Reflexiones de Daniel Gutiérrez / 7 de julio de 2026

Esta semana, en lugar de partir de un dicho popular, lo haremos desde una expresión muy conocida en el mundo del deporte: “salida en falso”.

En el atletismo, la Fórmula 1 o en el fútbol americano existe una regla muy sencilla: quien arranca antes de la señal obtiene una ventaja indebida sobre los demás competidores y por ello se sanciona.

En algunos deportes basta un movimiento antes de tiempo para detener la competencia. La razón es muy simple: las reglas existen para que todos compitan en igualdad de condiciones.

Y esa misma lógica existe, por lo menos en el papel, en la política.

Nuestra legislación electoral prohíbe los actos anticipados de campaña porque quien empieza antes, obtiene una ventaja sobre quienes respetan los tiempos que marca la ley.

El problema es que, por lo visto, esa regla cada vez se parece más a una de esas normas que todos conocen… pero que nadie hace o quiere cumplir.

Basta observar lo ocurrido en las últimas semanas:

Morena abrió el registro de sus llamados “coordinadores”; el PAN respondió con mecanismos similares; en San Luis Potosí comenzaron a moverse los distintos grupos políticos rumbo al 2027 y no faltan los eventos con evidente contenido de posicionamiento.

A eso se suma otra vieja conocida de la política mexicana: los anuncios espectaculares y las portadas de revistas que, casualmente, colocan en primera plana a quienes aspiran a una candidatura.

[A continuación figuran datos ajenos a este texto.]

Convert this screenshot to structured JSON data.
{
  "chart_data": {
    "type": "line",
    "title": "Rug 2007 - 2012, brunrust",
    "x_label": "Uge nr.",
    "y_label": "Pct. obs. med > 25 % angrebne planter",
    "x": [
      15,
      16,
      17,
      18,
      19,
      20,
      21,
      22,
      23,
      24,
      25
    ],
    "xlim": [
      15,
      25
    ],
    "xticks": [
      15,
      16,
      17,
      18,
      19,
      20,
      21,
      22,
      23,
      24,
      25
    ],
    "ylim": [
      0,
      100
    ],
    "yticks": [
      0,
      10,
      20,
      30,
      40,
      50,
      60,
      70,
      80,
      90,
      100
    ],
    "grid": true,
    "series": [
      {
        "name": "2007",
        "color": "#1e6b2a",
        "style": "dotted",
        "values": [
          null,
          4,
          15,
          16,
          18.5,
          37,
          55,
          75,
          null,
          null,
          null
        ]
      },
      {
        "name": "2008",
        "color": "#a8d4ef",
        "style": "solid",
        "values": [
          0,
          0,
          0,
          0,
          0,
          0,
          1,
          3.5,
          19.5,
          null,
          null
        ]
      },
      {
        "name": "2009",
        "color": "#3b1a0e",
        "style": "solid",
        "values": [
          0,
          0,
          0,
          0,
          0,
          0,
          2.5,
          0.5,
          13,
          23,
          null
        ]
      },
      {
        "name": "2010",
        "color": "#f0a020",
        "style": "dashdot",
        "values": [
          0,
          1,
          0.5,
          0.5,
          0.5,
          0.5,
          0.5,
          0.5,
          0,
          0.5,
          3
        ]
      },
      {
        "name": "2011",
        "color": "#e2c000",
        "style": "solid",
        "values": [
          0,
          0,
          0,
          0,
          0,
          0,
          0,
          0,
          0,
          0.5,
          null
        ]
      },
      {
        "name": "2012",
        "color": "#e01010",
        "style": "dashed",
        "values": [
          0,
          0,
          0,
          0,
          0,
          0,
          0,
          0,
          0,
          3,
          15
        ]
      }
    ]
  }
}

Oficialmente se promociona una publicación; en los hechos, todos sabemos qué imagen se busca posicionar.

Todo tiene algo en común: intentar adelantarse a la competencia.

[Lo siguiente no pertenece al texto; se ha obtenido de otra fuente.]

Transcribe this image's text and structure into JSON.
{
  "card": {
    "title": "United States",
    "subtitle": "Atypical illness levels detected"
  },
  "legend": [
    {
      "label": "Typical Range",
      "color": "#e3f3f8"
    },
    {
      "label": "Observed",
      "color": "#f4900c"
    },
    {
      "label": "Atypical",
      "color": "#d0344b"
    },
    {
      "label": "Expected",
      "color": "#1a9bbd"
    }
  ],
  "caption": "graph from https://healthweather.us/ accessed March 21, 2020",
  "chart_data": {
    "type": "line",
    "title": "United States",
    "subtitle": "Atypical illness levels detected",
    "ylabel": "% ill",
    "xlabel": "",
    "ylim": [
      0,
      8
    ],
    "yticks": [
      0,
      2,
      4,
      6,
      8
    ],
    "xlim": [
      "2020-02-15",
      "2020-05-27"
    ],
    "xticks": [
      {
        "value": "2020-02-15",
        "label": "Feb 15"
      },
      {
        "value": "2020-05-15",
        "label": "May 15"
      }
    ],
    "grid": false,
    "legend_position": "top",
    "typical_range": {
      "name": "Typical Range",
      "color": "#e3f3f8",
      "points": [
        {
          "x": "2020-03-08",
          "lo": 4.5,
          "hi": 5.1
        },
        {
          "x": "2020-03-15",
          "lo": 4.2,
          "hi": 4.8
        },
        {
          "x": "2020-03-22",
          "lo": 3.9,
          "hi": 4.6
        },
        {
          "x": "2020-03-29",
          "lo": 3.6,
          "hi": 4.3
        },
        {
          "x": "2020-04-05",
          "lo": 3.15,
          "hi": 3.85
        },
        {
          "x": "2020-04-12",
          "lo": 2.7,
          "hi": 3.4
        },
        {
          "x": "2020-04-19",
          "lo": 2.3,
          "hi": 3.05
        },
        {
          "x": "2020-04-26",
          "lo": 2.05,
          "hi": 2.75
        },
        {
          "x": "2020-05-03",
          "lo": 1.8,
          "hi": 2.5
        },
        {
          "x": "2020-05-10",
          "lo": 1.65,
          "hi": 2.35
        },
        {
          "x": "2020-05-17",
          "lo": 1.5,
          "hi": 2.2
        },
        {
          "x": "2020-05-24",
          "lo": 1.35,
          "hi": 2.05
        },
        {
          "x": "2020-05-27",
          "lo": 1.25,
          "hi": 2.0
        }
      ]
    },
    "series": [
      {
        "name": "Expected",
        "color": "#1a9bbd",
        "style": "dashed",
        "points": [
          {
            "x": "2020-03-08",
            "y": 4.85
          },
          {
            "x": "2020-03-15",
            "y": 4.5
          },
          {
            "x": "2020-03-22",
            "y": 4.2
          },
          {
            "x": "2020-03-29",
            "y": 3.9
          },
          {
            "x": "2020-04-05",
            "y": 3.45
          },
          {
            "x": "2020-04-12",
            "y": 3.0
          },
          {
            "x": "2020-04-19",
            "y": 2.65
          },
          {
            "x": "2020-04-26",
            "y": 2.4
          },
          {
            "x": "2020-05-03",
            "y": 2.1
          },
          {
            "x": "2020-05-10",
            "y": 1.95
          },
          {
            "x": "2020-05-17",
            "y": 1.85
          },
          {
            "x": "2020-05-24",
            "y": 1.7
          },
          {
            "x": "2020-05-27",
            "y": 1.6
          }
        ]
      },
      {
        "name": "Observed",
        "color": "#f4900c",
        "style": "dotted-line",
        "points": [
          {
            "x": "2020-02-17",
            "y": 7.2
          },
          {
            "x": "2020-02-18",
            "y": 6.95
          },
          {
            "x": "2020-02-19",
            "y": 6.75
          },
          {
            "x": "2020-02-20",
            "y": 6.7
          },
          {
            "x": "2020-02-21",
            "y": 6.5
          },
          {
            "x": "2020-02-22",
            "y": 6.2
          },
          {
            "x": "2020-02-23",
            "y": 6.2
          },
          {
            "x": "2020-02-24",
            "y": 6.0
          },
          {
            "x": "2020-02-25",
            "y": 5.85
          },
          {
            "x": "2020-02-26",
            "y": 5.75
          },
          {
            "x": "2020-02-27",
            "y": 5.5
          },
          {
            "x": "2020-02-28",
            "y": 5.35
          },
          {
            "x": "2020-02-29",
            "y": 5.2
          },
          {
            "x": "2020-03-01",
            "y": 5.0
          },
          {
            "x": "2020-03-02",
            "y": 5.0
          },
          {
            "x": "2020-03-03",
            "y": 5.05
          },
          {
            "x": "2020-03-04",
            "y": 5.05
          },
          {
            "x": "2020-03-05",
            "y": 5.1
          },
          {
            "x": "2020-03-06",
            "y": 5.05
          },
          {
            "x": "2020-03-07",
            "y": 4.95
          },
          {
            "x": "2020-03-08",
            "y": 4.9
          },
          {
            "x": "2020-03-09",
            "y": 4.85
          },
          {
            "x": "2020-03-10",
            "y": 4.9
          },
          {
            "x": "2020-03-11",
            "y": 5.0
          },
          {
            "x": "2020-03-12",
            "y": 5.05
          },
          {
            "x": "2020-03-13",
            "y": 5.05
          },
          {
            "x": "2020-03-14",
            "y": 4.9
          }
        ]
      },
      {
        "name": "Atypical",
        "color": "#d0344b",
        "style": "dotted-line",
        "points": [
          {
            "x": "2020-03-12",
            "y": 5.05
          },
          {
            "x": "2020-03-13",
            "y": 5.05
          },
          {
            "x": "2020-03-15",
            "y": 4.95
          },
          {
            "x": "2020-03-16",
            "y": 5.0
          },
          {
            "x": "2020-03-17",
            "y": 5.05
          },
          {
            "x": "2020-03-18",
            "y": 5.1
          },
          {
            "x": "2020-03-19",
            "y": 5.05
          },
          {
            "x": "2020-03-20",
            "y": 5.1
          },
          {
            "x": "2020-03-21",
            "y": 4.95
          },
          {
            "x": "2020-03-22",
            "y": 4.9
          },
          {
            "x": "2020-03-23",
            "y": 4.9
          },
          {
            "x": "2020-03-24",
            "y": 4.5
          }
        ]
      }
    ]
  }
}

En el deporte, una salida en falso no deja de ser tal solo porque el árbitro no la marque. La infracción sigue existiendo; lo único que cambia es que quien debía hacer respetar el reglamento, dejó de cumplir con su función. En la política ocurre exactamente lo mismo.

Un acto anticipado de campaña no deja de serlo porque la autoridad electoral permanezca inmóvil. La falta sigue ahí. Lo que cambia es el mensaje para todos: las reglas pueden romperse sin consecuencias.

Y ese mensaje debe preocuparnos.

Las autoridades electorales están para garantizar que todos compitan bajo las mismas reglas.

Cuando dejan pasar conductas que la propia ley prohíbe, poco a poco dejan de ser vistas como el árbitro que hace valer el reglamento y empiezan a ser percibidas como simples espectadoras del partido.

Con ello no sólo pierden autoridad, sino también legitimidad y, lo más importante, la confianza de los ciudadanos.

Las reglas electorales se violan cuando un aspirante decide adelantarse. Pero el sistema electoral se debilita cuando la autoridad encargada de hacerlas cumplir decide no actuar.

Al final, las reglas electorales existen por la misma razón que las deportivas: para que todos compitan en igualdad de condiciones. Si quien se adelanta no enfrenta ninguna consecuencia, la ventaja termina convirtiéndose en estrategia.

Porque quien se adelanta viola el reglamento, pero cuando la autoridad renuncia a hacerlo valer, lo que empieza a ponerse en duda ya no es una candidatura, sino la legitimidad de toda la competencia y del mismo sistema democrático, que tanto ha costado.